April OCC Advocacy News

April 2018 Newsletter of the Obesity Care Continuum (OCC)
Prepared by Christopher Gallagher, OCC Washington Coordinator

OCAN Member Groups Comment regarding USPSTF Draft Recommendations on Behavioral Weight Loss Interventions

On March 19, 2018, 15 members groups of the Obesity Care Advocacy Network (OCAN) submitted a joint comment letter to the United States Preventive Services Task Force (USPSTF) regarding the Task Force’s February 20th draft recommendation statement on “Behavioral Weight Loss Interventions to Prevent Obesity-Related Morbidity and Mortality in Adults.”

Citing the critical need for a multidisciplinary treatment approach to obesity following diagnosis, OCAN urged the USPSTF to amend its formal recommendation statement to: “The USPSTF recommends that clinicians offer or refer adults with obesity for evidence-based treatments including: intensive multi-component behavioral interventions, obesity pharmacotherapy, and surgery.”

Additionally, OCAN raised concerns over the Task Force’s assessment regarding obesity pharmacotherapy and the lack of consideration of bariatric surgery as a treatment option. Finally, OCAN groups urged the USPSTF to universally accept the use of people-first language throughout its scientific documents and statements.

OCAN Developing Comments on Short-Term, Limited-Duration Health Plans

At the time of this report, the Obesity Care Advocacy Network (OCAN) was developing comments in response to the February 21, 2018 proposed regulations that the Trump Administration released regarding short-term, limited-duration health insurance plans. According to the proposed regulations, the rule would amend the definition of short-term, limited-duration insurance to include those offering a maximum coverage period of less than 12 months and that “this action is being taken to lengthen the maximum period of short-term, limited-duration insurance, which will provide more affordable consumer choice for health coverage.”

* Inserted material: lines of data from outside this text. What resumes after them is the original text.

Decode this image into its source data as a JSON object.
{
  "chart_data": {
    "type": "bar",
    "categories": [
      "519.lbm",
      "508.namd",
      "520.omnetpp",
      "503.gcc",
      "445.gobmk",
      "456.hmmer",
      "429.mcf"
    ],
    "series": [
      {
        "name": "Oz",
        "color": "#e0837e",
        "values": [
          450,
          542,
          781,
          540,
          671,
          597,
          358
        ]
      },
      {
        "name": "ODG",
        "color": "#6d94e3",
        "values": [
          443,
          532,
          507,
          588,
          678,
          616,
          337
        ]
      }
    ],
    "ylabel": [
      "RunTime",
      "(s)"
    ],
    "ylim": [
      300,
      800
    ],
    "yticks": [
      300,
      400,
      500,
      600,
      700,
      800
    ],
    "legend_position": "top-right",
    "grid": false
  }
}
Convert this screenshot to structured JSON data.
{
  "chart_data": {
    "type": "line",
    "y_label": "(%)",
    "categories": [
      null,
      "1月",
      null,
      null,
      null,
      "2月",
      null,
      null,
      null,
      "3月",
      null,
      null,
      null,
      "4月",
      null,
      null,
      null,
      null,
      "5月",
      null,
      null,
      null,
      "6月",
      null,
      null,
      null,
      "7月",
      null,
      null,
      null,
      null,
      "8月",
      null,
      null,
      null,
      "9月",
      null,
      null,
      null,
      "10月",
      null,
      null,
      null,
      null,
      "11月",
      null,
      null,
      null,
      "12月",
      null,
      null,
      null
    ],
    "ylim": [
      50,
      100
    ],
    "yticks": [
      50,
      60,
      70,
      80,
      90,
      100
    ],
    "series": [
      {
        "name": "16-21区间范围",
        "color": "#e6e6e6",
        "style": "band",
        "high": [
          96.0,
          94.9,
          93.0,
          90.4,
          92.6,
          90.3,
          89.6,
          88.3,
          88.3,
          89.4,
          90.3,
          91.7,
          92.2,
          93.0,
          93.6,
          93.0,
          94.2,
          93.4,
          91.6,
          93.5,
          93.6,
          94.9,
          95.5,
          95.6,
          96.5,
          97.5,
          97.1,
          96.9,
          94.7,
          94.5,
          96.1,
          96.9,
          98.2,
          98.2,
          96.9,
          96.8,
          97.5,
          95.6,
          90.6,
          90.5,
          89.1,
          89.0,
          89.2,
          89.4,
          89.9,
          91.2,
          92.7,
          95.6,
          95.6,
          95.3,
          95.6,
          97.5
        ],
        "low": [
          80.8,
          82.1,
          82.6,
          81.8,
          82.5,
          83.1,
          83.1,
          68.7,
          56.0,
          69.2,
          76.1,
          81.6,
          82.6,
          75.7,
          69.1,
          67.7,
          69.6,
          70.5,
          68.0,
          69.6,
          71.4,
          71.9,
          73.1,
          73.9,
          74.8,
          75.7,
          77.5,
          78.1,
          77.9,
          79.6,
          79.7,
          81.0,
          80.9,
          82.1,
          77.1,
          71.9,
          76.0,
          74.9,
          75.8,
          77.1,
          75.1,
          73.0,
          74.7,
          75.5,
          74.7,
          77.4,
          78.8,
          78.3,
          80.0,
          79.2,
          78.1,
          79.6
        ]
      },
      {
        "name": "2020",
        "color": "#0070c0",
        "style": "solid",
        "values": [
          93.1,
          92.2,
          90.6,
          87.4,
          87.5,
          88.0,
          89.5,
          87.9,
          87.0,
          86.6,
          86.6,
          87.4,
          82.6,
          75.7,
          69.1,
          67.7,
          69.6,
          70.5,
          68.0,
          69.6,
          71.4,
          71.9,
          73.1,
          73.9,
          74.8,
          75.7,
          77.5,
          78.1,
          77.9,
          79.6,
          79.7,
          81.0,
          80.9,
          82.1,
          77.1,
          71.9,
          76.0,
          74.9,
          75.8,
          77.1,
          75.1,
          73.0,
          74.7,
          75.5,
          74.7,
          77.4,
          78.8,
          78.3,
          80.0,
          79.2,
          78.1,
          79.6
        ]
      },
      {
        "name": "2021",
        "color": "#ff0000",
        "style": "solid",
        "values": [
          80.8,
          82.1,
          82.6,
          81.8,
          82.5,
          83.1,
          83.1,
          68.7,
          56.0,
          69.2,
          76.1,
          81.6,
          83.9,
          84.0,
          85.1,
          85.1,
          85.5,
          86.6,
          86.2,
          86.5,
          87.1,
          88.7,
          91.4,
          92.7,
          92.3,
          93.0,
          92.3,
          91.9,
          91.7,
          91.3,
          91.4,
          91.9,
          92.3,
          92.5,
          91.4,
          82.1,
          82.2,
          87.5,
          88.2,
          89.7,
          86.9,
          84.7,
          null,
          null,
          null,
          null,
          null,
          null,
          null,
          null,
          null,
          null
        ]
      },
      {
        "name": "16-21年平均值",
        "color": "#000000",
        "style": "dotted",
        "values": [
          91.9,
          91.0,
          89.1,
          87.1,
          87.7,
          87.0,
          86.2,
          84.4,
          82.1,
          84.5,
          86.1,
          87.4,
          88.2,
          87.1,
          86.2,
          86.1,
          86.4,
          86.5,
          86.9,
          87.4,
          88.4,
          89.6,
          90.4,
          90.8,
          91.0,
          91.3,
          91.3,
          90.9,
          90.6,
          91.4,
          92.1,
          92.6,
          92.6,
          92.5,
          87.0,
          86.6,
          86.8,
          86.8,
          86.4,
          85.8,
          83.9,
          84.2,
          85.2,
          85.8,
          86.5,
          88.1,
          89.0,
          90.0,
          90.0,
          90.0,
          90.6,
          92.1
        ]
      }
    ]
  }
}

OCAN is likely to raise concern that expansion of these types of insurance products could have a chilling effect on patient access to care in the individual health insurance market as the target for these plans will be predominantly young and healthy individuals. Proliferation of these short-term health plans will lead to adverse selection and significantly raise the cost of coverage for people affected by obesity or other serious chronic health conditions. Additionally, short-term, limited-duration health plans are not subject to the key patient protections encompassed under the Affordable Care Act, such as minimum coverage standards and rules that prohibit medical underwriting, rescissions, pre-existing condition exclusions, and lifetime and annual limits.

To learn more about short-term, limited-duration health plans, click here to see the Kaiser Family Foundation’s issue brief on the subject.

FDA Releases Benefit-Risk Assessment in Drug Regulatory Decision-Making

In late March, the Food and Drug Administration (FDA) released an updated implementation plan, “Benefit-Risk Assessment in Drug Regulatory Decision-Making.” The plan provides an overview of the steps the agency has taken since 2013 to enhance benefit-risk assessment in human drug review, including implementation of the FDA’s Benefit-Risk Framework (BRF) into its drug regulatory review processes and documentation, along with FDA’s commitment to initiate a third-party evaluation of its BRF implementation.

The plan also outlined the agency’s commitment to enhance and communicate benefit-risk assessment, including participating in a meeting to gather stakeholder input. FDA Commissioner Scott Gottlieb touted that the agency’s implementation efforts have provided clarity and consistency in communicating the reasoning behind the FDA’s drug regulatory decisions, while helping integrate the patient’s perspective into drug development and regulatory decision-making. At the time of this report, the obesity community was drafting comments regarding the draft plan.

Click here to view the FDA’s statement. Click here to view the FDA’s implementation plan.

Bariatric Surgery Pilot for Georgia State Employees Fails to Pass

The Georgia State legislature adjourned on March 29, 2018, without passing House Bill 647 — legislation that would have resurrected a pilot program to provide coverage of bariatric surgery for state employees. The legislation was sponsored by Representative Katie Dempsey (R-GA-13) and was strongly supported by both the American Society for Metabolic and Bariatric Surgery and the American College of Surgeons’ State Chapters.